Marin County Deputy District Attorney Ed Berberian has the task of suggesting that Kelly might be faking, or that he has at least enough of his wits about him to be killed. There was one moment last week that showed just how awkward this role can be. It came when Berberian cross-examined a defense-appointed psychiatrist, pressing her to acknowledge that Kelly's understanding of death is akin to that of a 4 – to 6-year-old, and implying that such understanding would be sufficient to proceed with the execution.

Over the course of the trial, Marin County Superior Court Judge William T. McGivern has seemed tentative. A longtime prosecutor who was appointed by Pete Wilson to the bench just last fall and must stand for election on June 2, McGivern makes decisions only to reverse or modify them from one day to the next. At the start of the trial, he ruled that “the district attorneys of the counties where the death verdict against Mr. Kelly was obtained shall not be allowed to appear and argue these proceedings.” Days later, he changed his mind and is now permitting Kevin Ruddy, the supervising deputy district attorney for Riverside County, to work alongside the Marin County district attorney on the case. McGivern also ruled that his court could not change the date of execution, which was set for April 14. But that date came and went as the trial slowly moved along, and this week McGivern agreed with the state attorney general that a new execution date could be set.

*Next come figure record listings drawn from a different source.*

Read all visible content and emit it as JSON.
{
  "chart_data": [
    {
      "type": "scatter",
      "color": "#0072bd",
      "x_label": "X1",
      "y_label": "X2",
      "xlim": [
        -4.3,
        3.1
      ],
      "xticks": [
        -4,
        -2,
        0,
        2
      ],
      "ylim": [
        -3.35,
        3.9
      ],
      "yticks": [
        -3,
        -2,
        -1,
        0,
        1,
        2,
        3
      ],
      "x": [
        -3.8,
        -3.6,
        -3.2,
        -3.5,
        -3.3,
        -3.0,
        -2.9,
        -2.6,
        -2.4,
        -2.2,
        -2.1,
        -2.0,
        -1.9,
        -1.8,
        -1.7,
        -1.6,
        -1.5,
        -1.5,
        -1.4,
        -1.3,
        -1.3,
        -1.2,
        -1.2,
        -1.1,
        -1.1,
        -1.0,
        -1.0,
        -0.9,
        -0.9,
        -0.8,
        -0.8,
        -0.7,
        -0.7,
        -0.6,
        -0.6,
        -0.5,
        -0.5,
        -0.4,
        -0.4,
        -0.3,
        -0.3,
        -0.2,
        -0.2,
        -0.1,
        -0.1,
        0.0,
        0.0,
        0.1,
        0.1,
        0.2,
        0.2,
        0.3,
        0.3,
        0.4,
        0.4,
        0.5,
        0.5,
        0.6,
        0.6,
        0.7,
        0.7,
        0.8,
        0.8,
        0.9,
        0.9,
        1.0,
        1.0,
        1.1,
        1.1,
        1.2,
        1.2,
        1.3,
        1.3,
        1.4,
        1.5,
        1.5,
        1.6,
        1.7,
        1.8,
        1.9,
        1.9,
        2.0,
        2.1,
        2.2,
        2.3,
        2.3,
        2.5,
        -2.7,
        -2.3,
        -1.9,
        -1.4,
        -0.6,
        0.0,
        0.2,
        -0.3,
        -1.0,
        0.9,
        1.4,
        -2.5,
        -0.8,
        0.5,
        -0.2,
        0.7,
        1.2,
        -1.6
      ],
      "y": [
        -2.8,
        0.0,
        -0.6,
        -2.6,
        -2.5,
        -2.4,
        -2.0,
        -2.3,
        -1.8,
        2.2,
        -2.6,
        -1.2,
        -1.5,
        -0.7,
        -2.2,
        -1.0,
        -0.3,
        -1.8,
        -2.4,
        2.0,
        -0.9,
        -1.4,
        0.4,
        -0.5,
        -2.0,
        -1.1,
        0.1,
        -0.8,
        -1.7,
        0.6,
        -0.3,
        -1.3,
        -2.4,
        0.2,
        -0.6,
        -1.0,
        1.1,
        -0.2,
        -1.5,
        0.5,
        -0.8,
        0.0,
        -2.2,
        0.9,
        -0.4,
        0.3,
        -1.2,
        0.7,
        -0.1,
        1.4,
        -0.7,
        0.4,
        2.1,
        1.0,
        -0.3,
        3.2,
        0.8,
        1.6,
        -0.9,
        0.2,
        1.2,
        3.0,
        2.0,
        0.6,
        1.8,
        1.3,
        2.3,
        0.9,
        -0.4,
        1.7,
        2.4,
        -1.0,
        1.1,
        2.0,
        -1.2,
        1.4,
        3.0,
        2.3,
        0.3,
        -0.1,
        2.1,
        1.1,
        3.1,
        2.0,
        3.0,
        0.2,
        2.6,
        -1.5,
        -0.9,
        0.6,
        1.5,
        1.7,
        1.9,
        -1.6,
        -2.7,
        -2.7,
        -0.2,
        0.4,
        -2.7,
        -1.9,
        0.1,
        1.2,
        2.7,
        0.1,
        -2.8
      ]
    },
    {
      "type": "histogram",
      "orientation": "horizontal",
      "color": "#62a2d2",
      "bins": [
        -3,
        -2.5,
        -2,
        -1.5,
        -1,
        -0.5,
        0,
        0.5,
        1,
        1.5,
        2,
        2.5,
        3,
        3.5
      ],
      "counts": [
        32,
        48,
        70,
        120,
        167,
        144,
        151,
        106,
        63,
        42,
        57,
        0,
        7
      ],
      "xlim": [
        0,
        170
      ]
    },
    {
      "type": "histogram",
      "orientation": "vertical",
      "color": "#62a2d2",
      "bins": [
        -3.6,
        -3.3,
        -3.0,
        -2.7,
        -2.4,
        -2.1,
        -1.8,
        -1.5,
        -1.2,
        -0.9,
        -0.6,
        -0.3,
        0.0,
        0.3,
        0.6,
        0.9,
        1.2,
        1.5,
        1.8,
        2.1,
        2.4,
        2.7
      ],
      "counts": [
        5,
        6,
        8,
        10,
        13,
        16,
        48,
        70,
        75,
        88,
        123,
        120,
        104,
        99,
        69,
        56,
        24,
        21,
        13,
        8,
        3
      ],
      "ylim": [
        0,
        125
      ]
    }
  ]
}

This Friday afternoon, a hearing is scheduled in San Bernardino to set the date. The district attorney, at the behest of Lungren's office, has requested June 2 – which also happens to be the date of both the balloting on McGivern and the gubernatorial primary in which Lungren is running as a law-and-order candidate. If the June 2 date is granted and Kelly is executed, his death – and Lungren – will be at the top of the news on election Tuesday.